Artificial photosynthesis has been used previously for splitting water into oxygen and hydrogen fuels. Here in Australia, last year researchers from Australia’s Monash University announced a technique emulating photosynthesis with a device that splits water into a ‘solar fuel’ with world record efficiency.
Researchers at the University of Copenhagen’s Plant Science Centre are going about things in a very different way – investigating the potential of reverse photosynthesis.
Photosynthesis creates plant material, whereas reverse photosynthesis breaks it down.
This involves sunlight still being collected by chlorophyll, but also special enzymes being utilised that break down plant biomass to potentially produce fuels and chemicals usually produced by the petrochemical industry.
The enzymes are monooxygenases, already used in industrial biofuel production. The researchers say the effectiveness of monooxygenases are multiplied when exposed to sunlight.

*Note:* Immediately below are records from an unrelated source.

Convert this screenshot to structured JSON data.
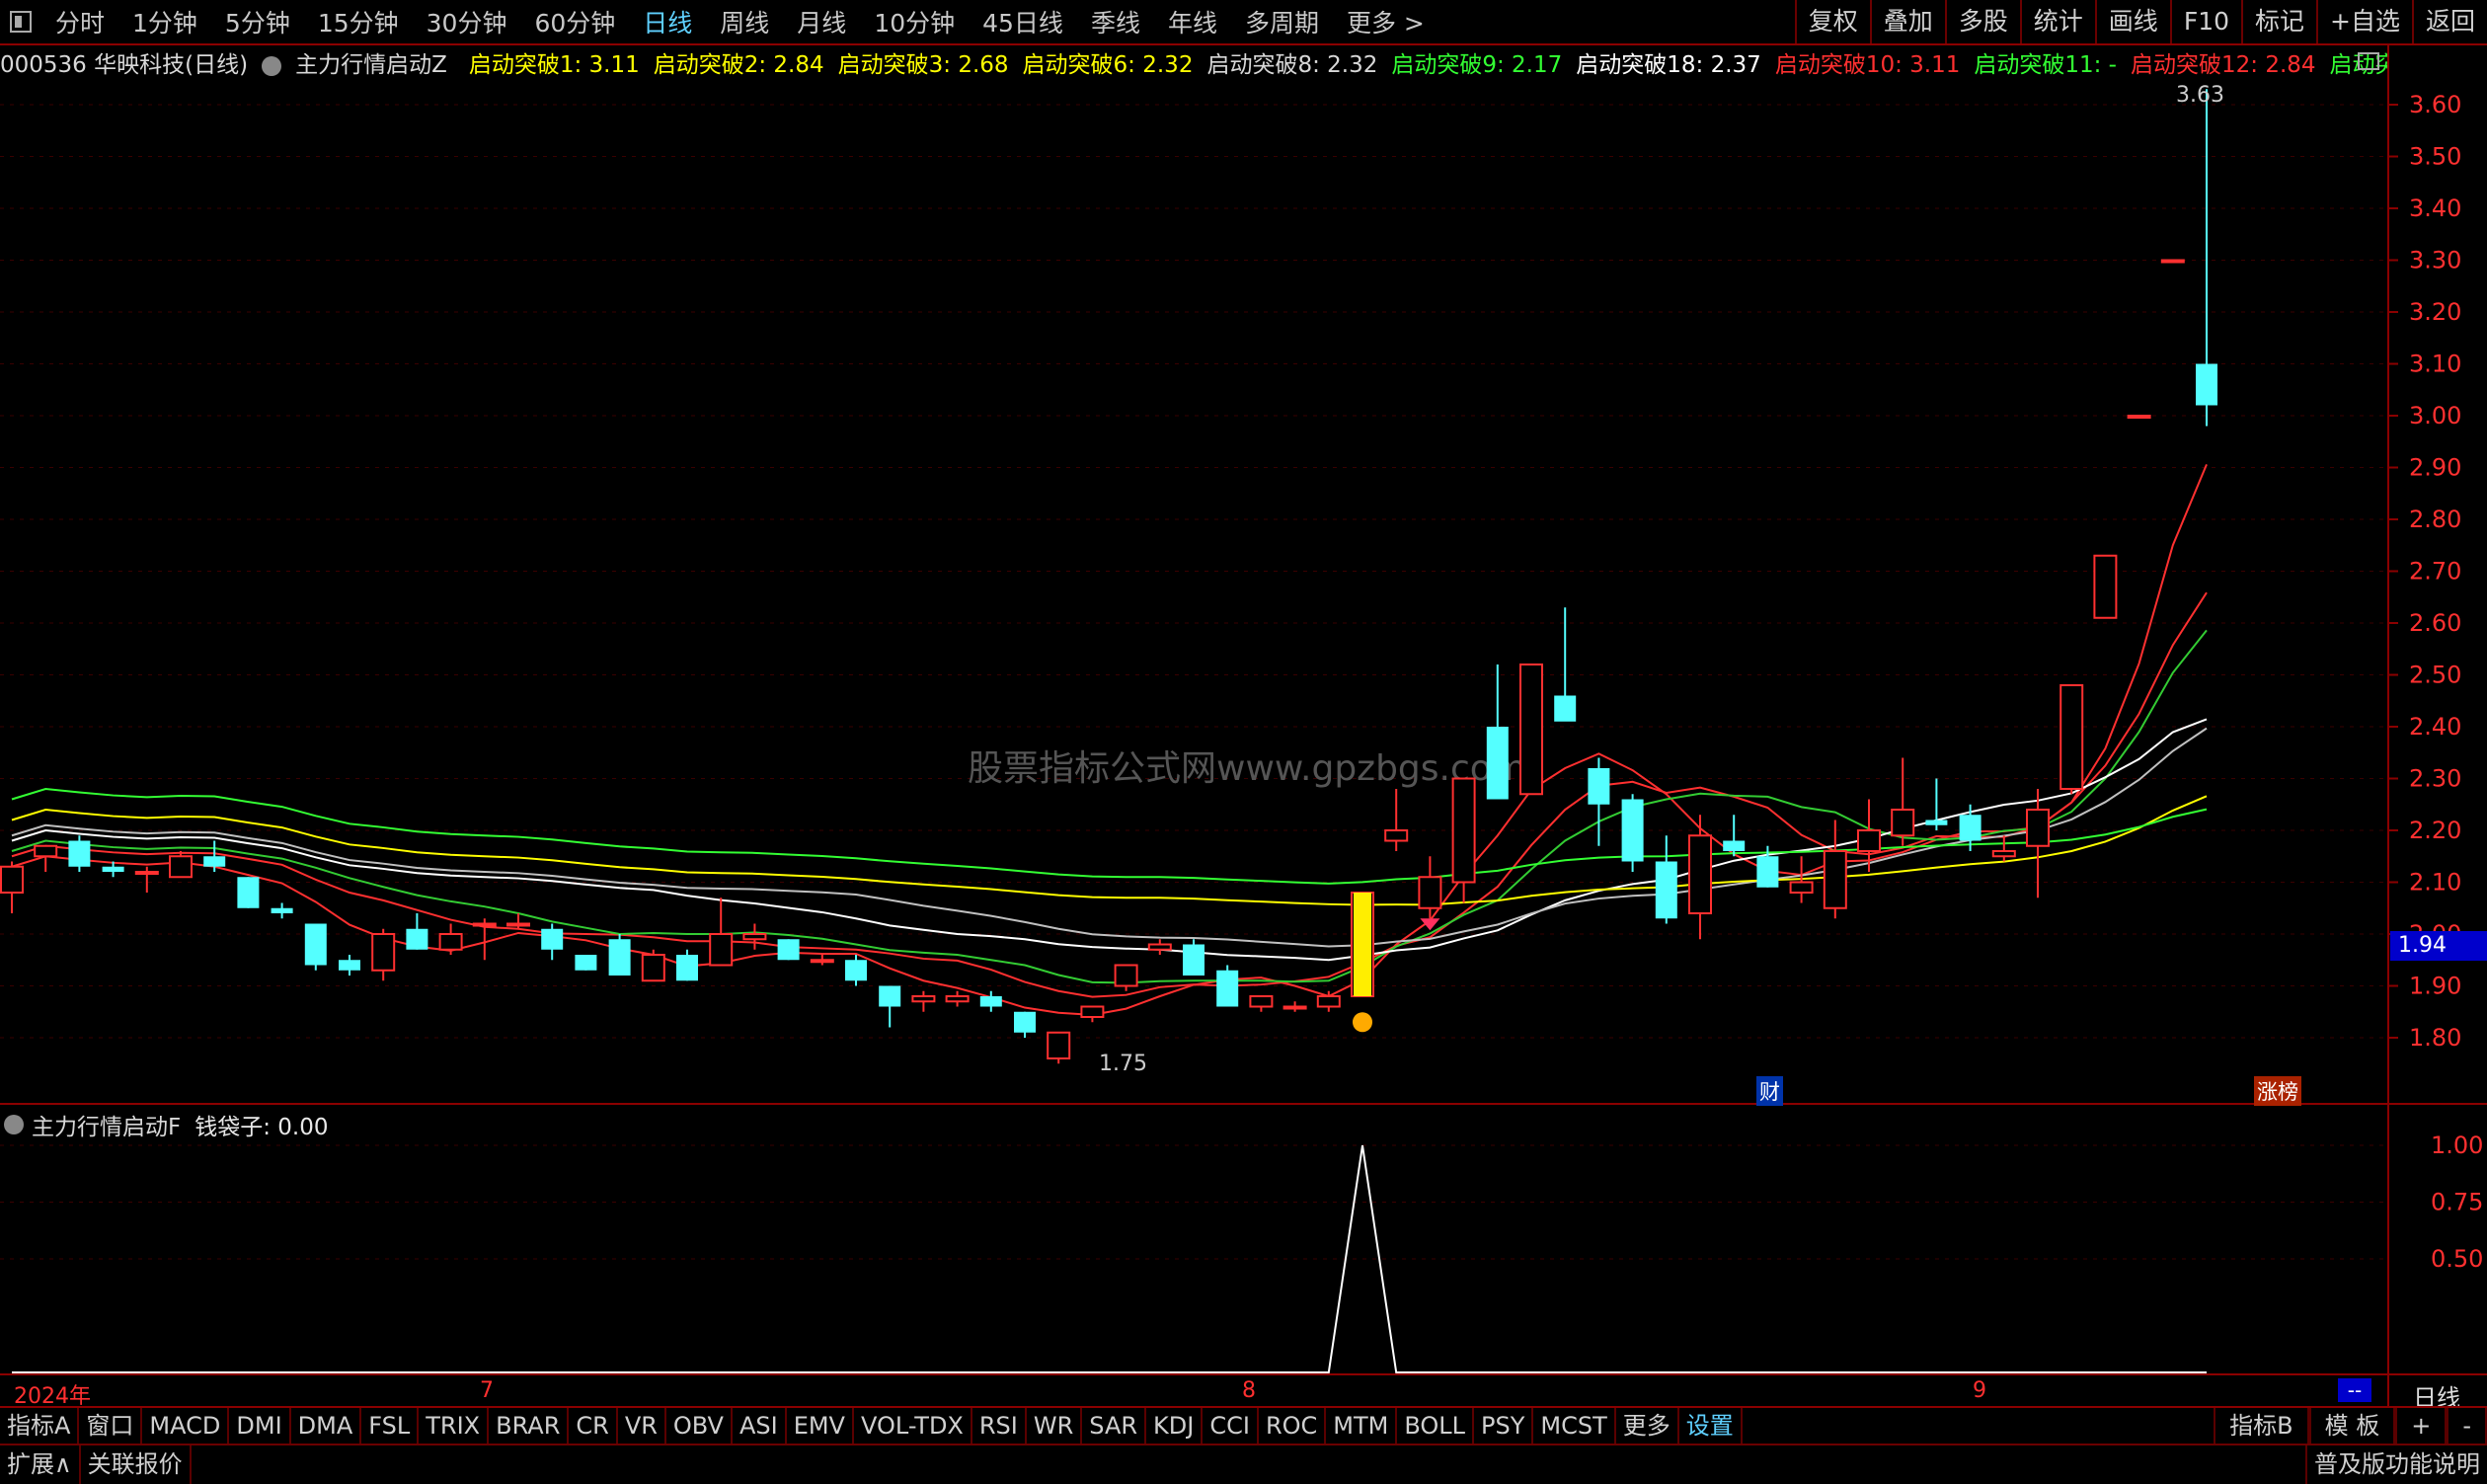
{
  "toolbar": {
    "periods": [
      "分时",
      "1分钟",
      "5分钟",
      "15分钟",
      "30分钟",
      "60分钟",
      "日线",
      "周线",
      "月线",
      "10分钟",
      "45日线",
      "季线",
      "年线",
      "多周期",
      "更多 >"
    ],
    "active_period": "日线",
    "right_buttons": [
      "复权",
      "叠加",
      "多股",
      "统计",
      "画线",
      "F10",
      "标记",
      "+自选",
      "返回"
    ]
  },
  "legend": {
    "stock": "000536 华映科技(日线)",
    "indicator": "主力行情启动Z",
    "items": [
      {
        "label": "启动突破1: 3.11",
        "color": "#ffff00"
      },
      {
        "label": "启动突破2: 2.84",
        "color": "#ffff00"
      },
      {
        "label": "启动突破3: 2.68",
        "color": "#ffff00"
      },
      {
        "label": "启动突破6: 2.32",
        "color": "#ffff00"
      },
      {
        "label": "启动突破8: 2.32",
        "color": "#d8d8d8"
      },
      {
        "label": "启动突破9: 2.17",
        "color": "#33ff33"
      },
      {
        "label": "启动突破18: 2.37",
        "color": "#ffffff"
      },
      {
        "label": "启动突破10: 3.11",
        "color": "#ff3030"
      },
      {
        "label": "启动突破11: -",
        "color": "#33ff33"
      },
      {
        "label": "启动突破12: 2.84",
        "color": "#ff3030"
      },
      {
        "label": "启动突◇",
        "color": "#33ff33"
      }
    ]
  },
  "price_axis": {
    "ticks": [
      "3.60",
      "3.50",
      "3.40",
      "3.30",
      "3.20",
      "3.10",
      "3.00",
      "2.90",
      "2.80",
      "2.70",
      "2.60",
      "2.50",
      "2.40",
      "2.30",
      "2.20",
      "2.10",
      "2.00",
      "1.90",
      "1.80"
    ],
    "current_price": "1.94",
    "high_label": "3.63",
    "low_label": "1.75"
  },
  "markers": {
    "cai": "财",
    "zhangbang": "涨榜"
  },
  "watermark": "股票指标公式网www.gpzbgs.com",
  "sub_panel": {
    "indicator": "主力行情启动F",
    "value_label": "钱袋子: 0.00",
    "ticks": [
      "1.00",
      "0.75",
      "0.50"
    ]
  },
  "time_axis": {
    "labels": [
      {
        "text": "2024年",
        "color": "#ff3030"
      },
      {
        "text": "7",
        "color": "#ff3030"
      },
      {
        "text": "8",
        "color": "#ff3030"
      },
      {
        "text": "9",
        "color": "#ff3030"
      }
    ],
    "corner_label": "日线",
    "dash_label": "--"
  },
  "bottom_tabs": [
    "指标A",
    "窗口",
    "MACD",
    "DMI",
    "DMA",
    "FSL",
    "TRIX",
    "BRAR",
    "CR",
    "VR",
    "OBV",
    "ASI",
    "EMV",
    "VOL-TDX",
    "RSI",
    "WR",
    "SAR",
    "KDJ",
    "CCI",
    "ROC",
    "MTM",
    "BOLL",
    "PSY",
    "MCST",
    "更多",
    "设置"
  ],
  "bottom_right": [
    "指标B",
    "模 板",
    "+",
    "-"
  ],
  "status": {
    "expand": "扩展∧",
    "related": "关联报价",
    "right": "普及版功能说明"
  },
  "colors": {
    "up": "#ff3030",
    "down": "#54ffff",
    "frame": "#8b0000",
    "active": "#5fd0ff"
  },
  "chart_data": {
    "type": "candlestick",
    "price_range": [
      1.75,
      3.63
    ],
    "candles": [
      {
        "o": 2.08,
        "h": 2.14,
        "l": 2.04,
        "c": 2.13
      },
      {
        "o": 2.15,
        "h": 2.17,
        "l": 2.12,
        "c": 2.17
      },
      {
        "o": 2.18,
        "h": 2.19,
        "l": 2.12,
        "c": 2.13
      },
      {
        "o": 2.13,
        "h": 2.14,
        "l": 2.11,
        "c": 2.12
      },
      {
        "o": 2.12,
        "h": 2.13,
        "l": 2.08,
        "c": 2.12
      },
      {
        "o": 2.11,
        "h": 2.16,
        "l": 2.11,
        "c": 2.15
      },
      {
        "o": 2.15,
        "h": 2.18,
        "l": 2.12,
        "c": 2.13
      },
      {
        "o": 2.11,
        "h": 2.11,
        "l": 2.05,
        "c": 2.05
      },
      {
        "o": 2.05,
        "h": 2.06,
        "l": 2.03,
        "c": 2.04
      },
      {
        "o": 2.02,
        "h": 2.02,
        "l": 1.93,
        "c": 1.94
      },
      {
        "o": 1.95,
        "h": 1.96,
        "l": 1.92,
        "c": 1.93
      },
      {
        "o": 1.93,
        "h": 2.01,
        "l": 1.91,
        "c": 2.0
      },
      {
        "o": 2.01,
        "h": 2.04,
        "l": 1.97,
        "c": 1.97
      },
      {
        "o": 1.97,
        "h": 2.02,
        "l": 1.96,
        "c": 2.0
      },
      {
        "o": 2.02,
        "h": 2.03,
        "l": 1.95,
        "c": 2.02
      },
      {
        "o": 2.02,
        "h": 2.04,
        "l": 2.01,
        "c": 2.02
      },
      {
        "o": 2.01,
        "h": 2.02,
        "l": 1.95,
        "c": 1.97
      },
      {
        "o": 1.96,
        "h": 1.96,
        "l": 1.93,
        "c": 1.93
      },
      {
        "o": 1.99,
        "h": 2.0,
        "l": 1.92,
        "c": 1.92
      },
      {
        "o": 1.91,
        "h": 1.97,
        "l": 1.91,
        "c": 1.96
      },
      {
        "o": 1.96,
        "h": 1.97,
        "l": 1.91,
        "c": 1.91
      },
      {
        "o": 1.94,
        "h": 2.07,
        "l": 1.94,
        "c": 2.0
      },
      {
        "o": 1.99,
        "h": 2.02,
        "l": 1.97,
        "c": 2.0
      },
      {
        "o": 1.99,
        "h": 1.99,
        "l": 1.95,
        "c": 1.95
      },
      {
        "o": 1.95,
        "h": 1.96,
        "l": 1.94,
        "c": 1.95
      },
      {
        "o": 1.95,
        "h": 1.96,
        "l": 1.9,
        "c": 1.91
      },
      {
        "o": 1.9,
        "h": 1.9,
        "l": 1.82,
        "c": 1.86
      },
      {
        "o": 1.87,
        "h": 1.89,
        "l": 1.85,
        "c": 1.88
      },
      {
        "o": 1.87,
        "h": 1.89,
        "l": 1.86,
        "c": 1.88
      },
      {
        "o": 1.88,
        "h": 1.89,
        "l": 1.85,
        "c": 1.86
      },
      {
        "o": 1.85,
        "h": 1.85,
        "l": 1.8,
        "c": 1.81
      },
      {
        "o": 1.76,
        "h": 1.81,
        "l": 1.75,
        "c": 1.81
      },
      {
        "o": 1.84,
        "h": 1.86,
        "l": 1.83,
        "c": 1.86
      },
      {
        "o": 1.9,
        "h": 1.94,
        "l": 1.89,
        "c": 1.94
      },
      {
        "o": 1.97,
        "h": 1.99,
        "l": 1.96,
        "c": 1.98
      },
      {
        "o": 1.98,
        "h": 1.99,
        "l": 1.92,
        "c": 1.92
      },
      {
        "o": 1.93,
        "h": 1.94,
        "l": 1.86,
        "c": 1.86
      },
      {
        "o": 1.86,
        "h": 1.88,
        "l": 1.85,
        "c": 1.88
      },
      {
        "o": 1.86,
        "h": 1.87,
        "l": 1.85,
        "c": 1.86
      },
      {
        "o": 1.86,
        "h": 1.89,
        "l": 1.85,
        "c": 1.88
      },
      {
        "o": 1.88,
        "h": 2.08,
        "l": 1.88,
        "c": 2.08
      },
      {
        "o": 2.18,
        "h": 2.28,
        "l": 2.16,
        "c": 2.2
      },
      {
        "o": 2.05,
        "h": 2.15,
        "l": 2.03,
        "c": 2.11
      },
      {
        "o": 2.1,
        "h": 2.3,
        "l": 2.06,
        "c": 2.3
      },
      {
        "o": 2.4,
        "h": 2.52,
        "l": 2.27,
        "c": 2.26
      },
      {
        "o": 2.27,
        "h": 2.52,
        "l": 2.27,
        "c": 2.52
      },
      {
        "o": 2.46,
        "h": 2.63,
        "l": 2.44,
        "c": 2.41
      },
      {
        "o": 2.32,
        "h": 2.34,
        "l": 2.17,
        "c": 2.25
      },
      {
        "o": 2.26,
        "h": 2.27,
        "l": 2.12,
        "c": 2.14
      },
      {
        "o": 2.14,
        "h": 2.19,
        "l": 2.02,
        "c": 2.03
      },
      {
        "o": 2.04,
        "h": 2.23,
        "l": 1.99,
        "c": 2.19
      },
      {
        "o": 2.18,
        "h": 2.23,
        "l": 2.15,
        "c": 2.16
      },
      {
        "o": 2.15,
        "h": 2.17,
        "l": 2.09,
        "c": 2.09
      },
      {
        "o": 2.08,
        "h": 2.15,
        "l": 2.06,
        "c": 2.1
      },
      {
        "o": 2.05,
        "h": 2.22,
        "l": 2.03,
        "c": 2.16
      },
      {
        "o": 2.16,
        "h": 2.26,
        "l": 2.12,
        "c": 2.2
      },
      {
        "o": 2.19,
        "h": 2.34,
        "l": 2.17,
        "c": 2.24
      },
      {
        "o": 2.22,
        "h": 2.3,
        "l": 2.2,
        "c": 2.21
      },
      {
        "o": 2.23,
        "h": 2.25,
        "l": 2.16,
        "c": 2.18
      },
      {
        "o": 2.15,
        "h": 2.19,
        "l": 2.14,
        "c": 2.16
      },
      {
        "o": 2.17,
        "h": 2.28,
        "l": 2.07,
        "c": 2.24
      },
      {
        "o": 2.28,
        "h": 2.48,
        "l": 2.27,
        "c": 2.48
      },
      {
        "o": 2.61,
        "h": 2.73,
        "l": 2.61,
        "c": 2.73
      },
      {
        "o": 3.0,
        "h": 3.0,
        "l": 3.0,
        "c": 3.0
      },
      {
        "o": 3.3,
        "h": 3.3,
        "l": 3.3,
        "c": 3.3
      },
      {
        "o": 3.1,
        "h": 3.63,
        "l": 2.98,
        "c": 3.02
      }
    ],
    "sub_series": {
      "name": "钱袋子",
      "spike_index": 40,
      "spike_value": 1.0
    }
  }
}
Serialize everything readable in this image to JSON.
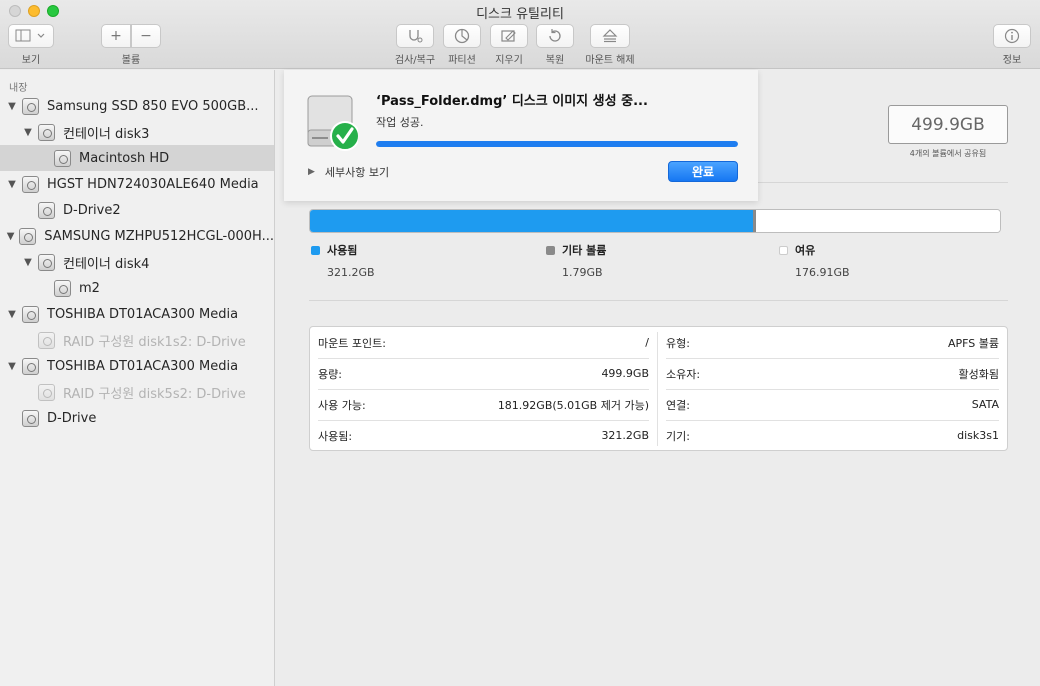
{
  "window": {
    "title": "디스크 유틸리티"
  },
  "toolbar": {
    "view_label": "보기",
    "volume_label": "볼륨",
    "firstaid_label": "검사/복구",
    "partition_label": "파티션",
    "erase_label": "지우기",
    "restore_label": "복원",
    "unmount_label": "마운트 해제",
    "info_label": "정보",
    "add_symbol": "+",
    "remove_symbol": "−"
  },
  "sidebar": {
    "header": "내장",
    "items": [
      {
        "label": "Samsung SSD 850 EVO 500GB...",
        "level": 0,
        "expanded": true,
        "selected": false,
        "dim": false
      },
      {
        "label": "컨테이너 disk3",
        "level": 1,
        "expanded": true,
        "selected": false,
        "dim": false
      },
      {
        "label": "Macintosh HD",
        "level": 2,
        "expanded": null,
        "selected": true,
        "dim": false
      },
      {
        "label": "HGST HDN724030ALE640 Media",
        "level": 0,
        "expanded": true,
        "selected": false,
        "dim": false
      },
      {
        "label": "D-Drive2",
        "level": 1,
        "expanded": null,
        "selected": false,
        "dim": false
      },
      {
        "label": "SAMSUNG MZHPU512HCGL-000H...",
        "level": 0,
        "expanded": true,
        "selected": false,
        "dim": false
      },
      {
        "label": "컨테이너 disk4",
        "level": 1,
        "expanded": true,
        "selected": false,
        "dim": false
      },
      {
        "label": "m2",
        "level": 2,
        "expanded": null,
        "selected": false,
        "dim": false
      },
      {
        "label": "TOSHIBA DT01ACA300 Media",
        "level": 0,
        "expanded": true,
        "selected": false,
        "dim": false
      },
      {
        "label": "RAID 구성원 disk1s2: D-Drive",
        "level": 1,
        "expanded": null,
        "selected": false,
        "dim": true
      },
      {
        "label": "TOSHIBA DT01ACA300 Media",
        "level": 0,
        "expanded": true,
        "selected": false,
        "dim": false
      },
      {
        "label": "RAID 구성원 disk5s2: D-Drive",
        "level": 1,
        "expanded": null,
        "selected": false,
        "dim": true
      },
      {
        "label": "D-Drive",
        "level": 0,
        "expanded": null,
        "selected": false,
        "dim": false
      }
    ]
  },
  "sheet": {
    "title": "‘Pass_Folder.dmg’ 디스크 이미지 생성 중...",
    "status": "작업 성공.",
    "progress": 1.0,
    "details_label": "세부사항 보기",
    "done_label": "완료"
  },
  "capacity": {
    "total": "499.9GB",
    "note": "4개의 볼륨에서 공유됨"
  },
  "usage": {
    "segments": [
      {
        "name": "사용됨",
        "value": "321.2GB",
        "gb": 321.2,
        "color": "#1e9bf0"
      },
      {
        "name": "기타 볼륨",
        "value": "1.79GB",
        "gb": 1.79,
        "color": "#8a8a8a"
      },
      {
        "name": "여유",
        "value": "176.91GB",
        "gb": 176.91,
        "color": "#ffffff"
      }
    ]
  },
  "info": {
    "left": [
      {
        "label": "마운트 포인트:",
        "value": "/"
      },
      {
        "label": "용량:",
        "value": "499.9GB"
      },
      {
        "label": "사용 가능:",
        "value": "181.92GB(5.01GB 제거 가능)"
      },
      {
        "label": "사용됨:",
        "value": "321.2GB"
      }
    ],
    "right": [
      {
        "label": "유형:",
        "value": "APFS 볼륨"
      },
      {
        "label": "소유자:",
        "value": "활성화됨"
      },
      {
        "label": "연결:",
        "value": "SATA"
      },
      {
        "label": "기기:",
        "value": "disk3s1"
      }
    ]
  }
}
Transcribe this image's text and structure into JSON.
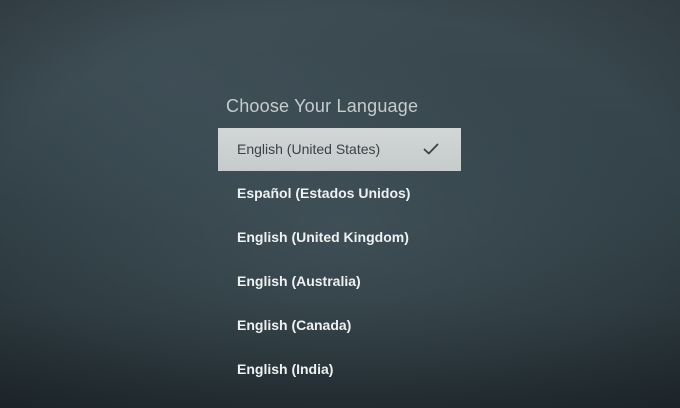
{
  "screen": {
    "heading": "Choose Your Language"
  },
  "languages": [
    {
      "label": "English (United States)",
      "selected": true
    },
    {
      "label": "Español (Estados Unidos)",
      "selected": false
    },
    {
      "label": "English (United Kingdom)",
      "selected": false
    },
    {
      "label": "English (Australia)",
      "selected": false
    },
    {
      "label": "English (Canada)",
      "selected": false
    },
    {
      "label": "English (India)",
      "selected": false
    }
  ],
  "icons": {
    "selected_marker": "checkmark-icon"
  },
  "colors": {
    "background": "#34434a",
    "highlight": "#cfd3d4",
    "highlight_text": "#3a4245",
    "item_text": "#eef1f2",
    "heading_text": "#c4cccf"
  }
}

The process can break the chemical bonds between carbon and hydrogen, an attribute that could also convert methane from biogas-plants into methanol under ambient conditions.
“This is a game changer, one that could transform the industrial production of fuels and chemicals, thus serving to reduce pollution significantly,” says University of Copenhagen’s Professor Claus Felby, who is leading the research.
Fellow researcher and discoverer, Postdoc David Cannella, says that biofuels and useful biochemicals could be created much faster and at lower temperatures.
“Some of the reactions, which currently take 24 hours, can be achieved in just 10 minutes by using the Sun,” he says.
Professor Claus Felby says the process has “has always been right beneath our noses, and yet no one has ever taken note.”
The research, which has been mainly funded by the Danish Council for Independent Research, is still in its early stages. The researchers say it may be some time before reverse photosynthesis can directly benefit society, but the team appears confident the potential is one of the greatest it has seen in years.
A paper on the work has been published in the journal Nature Communications.